COMING after last year’s bright and breezy Magic Flute from the same creative team, Don Giovanni is a darker dip into the world of Mozart.

Where the Magic Flute offered Enlightenment through knowledge, Don Giovanni has seduction, infidelity, rape and murder on the way to damnation for our anti-hero.

Don Giovanni, played by a suitably suave Jacques Imbrailo, lives by the creed "being faithful to one (woman) would mean being cruel to all the rest" and keeps an extensive dossier on his conquests — rich or poor, beautiful or ugly, young or old.

Where once this might have once conjured up the image of a dashing rake, in our post Jimmy Savile world Don Giovanni’s sexual obsessions now carry a more predatory ring.

Designer Simon Higlett adds to that downbeat tone with his set, a dark, slightly sinister Venice — the feel is more the city of Don’t Look Now than the glamorous backdrop of The Tourist or Wings of The Dove — while mysterious masked figures make eerie appearances in the gloom,

Giovanni’s one real relationship is with his servant Leporello, played by a scene stealing Peter Kalman.

Made complicit by his master in the opening scene’s murder, with both men holding the dagger that plunges into the hapless Commendatore (Jóhann Smári Sævarsson), Leporello seems to both long for escape, but remain eternally bound to Giovanni, putting a measure of depth into his clownish figure’s characterisation.

As the decently up-right Don Ottavio, Ed Lyon has a couple of rousing arias, but his straight-laced character never really seems much of a threat to the immoral Don Giovanni.

Unlike the virile poor sailor Masetto (Barnaby Rea), who adds a touch of class war to his personal mission of vengeance against the Don as he leads what amounts to a lynch mob through the narrow Venetian streets.
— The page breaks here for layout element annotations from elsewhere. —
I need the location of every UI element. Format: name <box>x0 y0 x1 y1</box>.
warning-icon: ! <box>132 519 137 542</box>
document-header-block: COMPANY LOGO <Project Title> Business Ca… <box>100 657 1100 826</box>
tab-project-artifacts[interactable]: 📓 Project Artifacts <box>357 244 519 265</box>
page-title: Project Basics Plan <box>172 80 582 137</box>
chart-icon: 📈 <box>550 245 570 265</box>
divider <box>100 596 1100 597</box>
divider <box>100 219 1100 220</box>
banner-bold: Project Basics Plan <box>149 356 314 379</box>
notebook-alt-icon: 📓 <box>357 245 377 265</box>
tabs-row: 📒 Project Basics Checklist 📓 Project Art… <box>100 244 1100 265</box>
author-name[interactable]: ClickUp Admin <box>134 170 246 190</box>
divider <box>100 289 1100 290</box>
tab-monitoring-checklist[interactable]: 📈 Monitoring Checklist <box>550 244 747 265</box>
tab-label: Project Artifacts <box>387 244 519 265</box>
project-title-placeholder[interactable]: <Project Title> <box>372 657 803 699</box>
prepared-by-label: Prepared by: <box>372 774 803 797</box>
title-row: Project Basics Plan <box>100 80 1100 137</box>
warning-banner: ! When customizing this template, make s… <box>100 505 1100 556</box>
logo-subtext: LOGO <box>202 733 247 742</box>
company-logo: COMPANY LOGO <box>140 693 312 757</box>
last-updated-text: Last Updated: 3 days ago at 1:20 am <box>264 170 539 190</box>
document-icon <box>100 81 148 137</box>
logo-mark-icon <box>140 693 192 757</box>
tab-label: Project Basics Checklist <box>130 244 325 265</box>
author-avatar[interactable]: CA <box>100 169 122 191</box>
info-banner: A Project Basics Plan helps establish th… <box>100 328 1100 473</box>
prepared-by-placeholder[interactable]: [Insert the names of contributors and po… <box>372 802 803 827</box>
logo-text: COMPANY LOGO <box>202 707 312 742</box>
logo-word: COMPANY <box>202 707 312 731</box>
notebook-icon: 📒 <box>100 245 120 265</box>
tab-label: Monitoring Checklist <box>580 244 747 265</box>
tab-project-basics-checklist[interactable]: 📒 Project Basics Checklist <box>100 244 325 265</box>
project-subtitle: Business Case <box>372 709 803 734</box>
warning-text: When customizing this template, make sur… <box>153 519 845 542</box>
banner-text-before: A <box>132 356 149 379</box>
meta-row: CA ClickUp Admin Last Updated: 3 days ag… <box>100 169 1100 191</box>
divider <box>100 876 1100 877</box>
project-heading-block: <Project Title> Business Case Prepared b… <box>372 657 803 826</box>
Lucky for Giovanni he isn’t the sharpest tool in the box.

However, he and his bride, the not as innocent as she appears Zerlina (Anna Devin), do provide one of the sexiest moments of the evening with a duet which hints at 50 Shades of Gray territory.

Lisa Milne brings some dignity to the betrayed and deluded Donna Elvira and conductor Speranza Scappucci on her Scottish Opera debut ensures Mozart’s score is rich and sprightly, though this is not a production that will have you leaving the theatre with a spring in your step as the more optimistic Magic Flute may have done.

CM

Scottish Opera's Don Giovanni continues at Eden Court on Saturday 9th November.